Khan also quoted Article 31(1) of the Vienna Convention on the Law of Treaties which says that a treaty shall be interpreted in good faith: “Kenya acted in good faith and joined other State Parties in agreeing the amendment by consensus, in light of understandings that the rule would not apply retroactively and, in any event, to this case.”

None of these arguments could impress the judges.

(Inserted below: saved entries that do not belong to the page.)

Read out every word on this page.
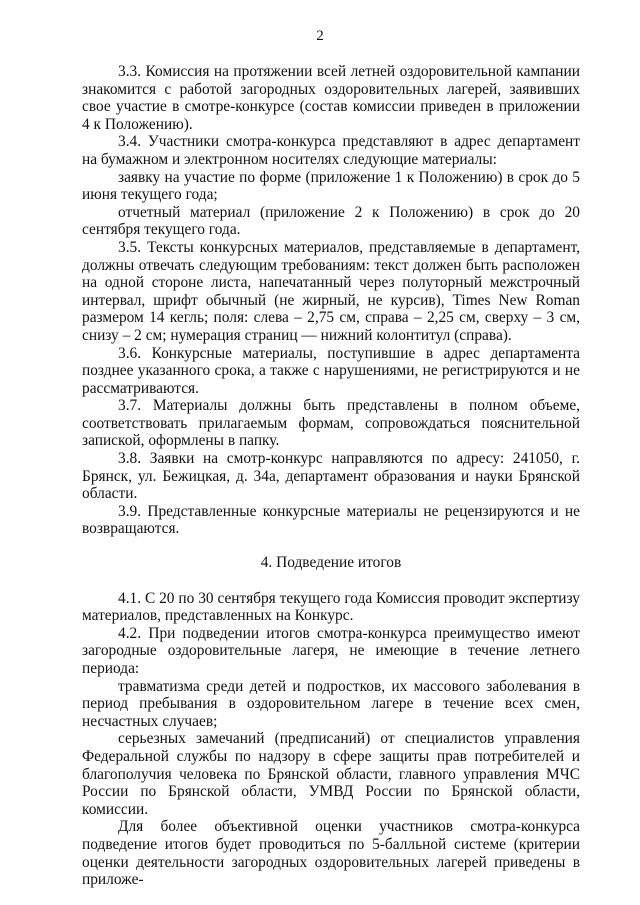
2

3.3. Комиссия на протяжении всей летней оздоровительной кампании знакомится с работой загородных оздоровительных лагерей, заявивших свое участие в смотре-конкурсе (состав комиссии приведен в приложении 4 к Положению).

3.4. Участники смотра-конкурса представляют в адрес департамент на бумажном и электронном носителях следующие материалы:

заявку на участие по форме (приложение 1 к Положению) в срок до 5 июня текущего года;

отчетный материал (приложение 2 к Положению) в срок до 20 сентября текущего года.

3.5. Тексты конкурсных материалов, представляемые в департамент, должны отвечать следующим требованиям: текст должен быть расположен на одной стороне листа, напечатанный через полуторный межстрочный интервал, шрифт обычный (не жирный, не курсив), Times New Roman размером 14 кегль; поля: слева – 2,75 см, справа – 2,25 см, сверху – 3 см, снизу – 2 см; нумерация страниц — нижний колонтитул (справа).

3.6. Конкурсные материалы, поступившие в адрес департамента позднее указанного срока, а также с нарушениями, не регистрируются и не рассматриваются.

3.7. Материалы должны быть представлены в полном объеме, соответствовать прилагаемым формам, сопровождаться пояснительной запиской, оформлены в папку.

3.8. Заявки на смотр-конкурс направляются по адресу: 241050, г. Брянск, ул. Бежицкая, д. 34а, департамент образования и науки Брянской области.

3.9. Представленные конкурсные материалы не рецензируются и не возвращаются.

4. Подведение итогов

4.1. С 20 по 30 сентября текущего года Комиссия проводит экспертизу материалов, представленных на Конкурс.

4.2. При подведении итогов смотра-конкурса преимущество имеют загородные оздоровительные лагеря, не имеющие в течение летнего периода:

травматизма среди детей и подростков, их массового заболевания в период пребывания в оздоровительном лагере в течение всех смен, несчастных случаев;

серьезных замечаний (предписаний) от специалистов управления Федеральной службы по надзору в сфере защиты прав потребителей и благополучия человека по Брянской области, главного управления МЧС России по Брянской области, УМВД России по Брянской области, комиссии.

Для более объективной оценки участников смотра-конкурса подведение итогов будет проводиться по 5-балльной системе (критерии оценки деятельности загородных оздоровительных лагерей приведены в приложе-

When they made their ruling on Thursday, they made it clear that the only conclusion they could draw from the ASP resolution’s language is that the amended rule can actually happen in the Ruto case.

They said the only way it may not be applied is if it contravened Article 51(4) of the statute which bars retroactive application of amendments to the detriment of the accused.

“The Chamber does not consider the relief sought to be a retroactive application of the amended Rule 68. The Prosecution’s request is not seeking to alter anything which the defence has previously been granted or been entitled to as a matter of right.

“This is not a situation where, for example, the Prosecution attempts to apply an amended admissibility provision to exclude evidence previously admitted into the record. Here, the Prosecution is seeking to apply the provision prospectively to introduce items into evidence for the truth of their contents,” the judges said.

They said even if the relief sought was considered to be a retroactive application of the amended rule, chamber did not consider that this was being applied “to the detriment of the accused.”

They said it cannot be said to be detrimental to Ruto simply because it allows the prosecution to request the admission of incriminatory evidence against him.

“The amended Rule 68 is a rule of neutral application - it is an admissibility rule that can be equally taken advantage of by all parties to the proceedings before the Court. Its application is not inherently detrimental to the accused,” they said.

The judges locked out Kenya from the proceedings on this matter. They said they could not privilege a single member of the ASP views over the collective will of the ASP reflected in the resolutions amending the rule.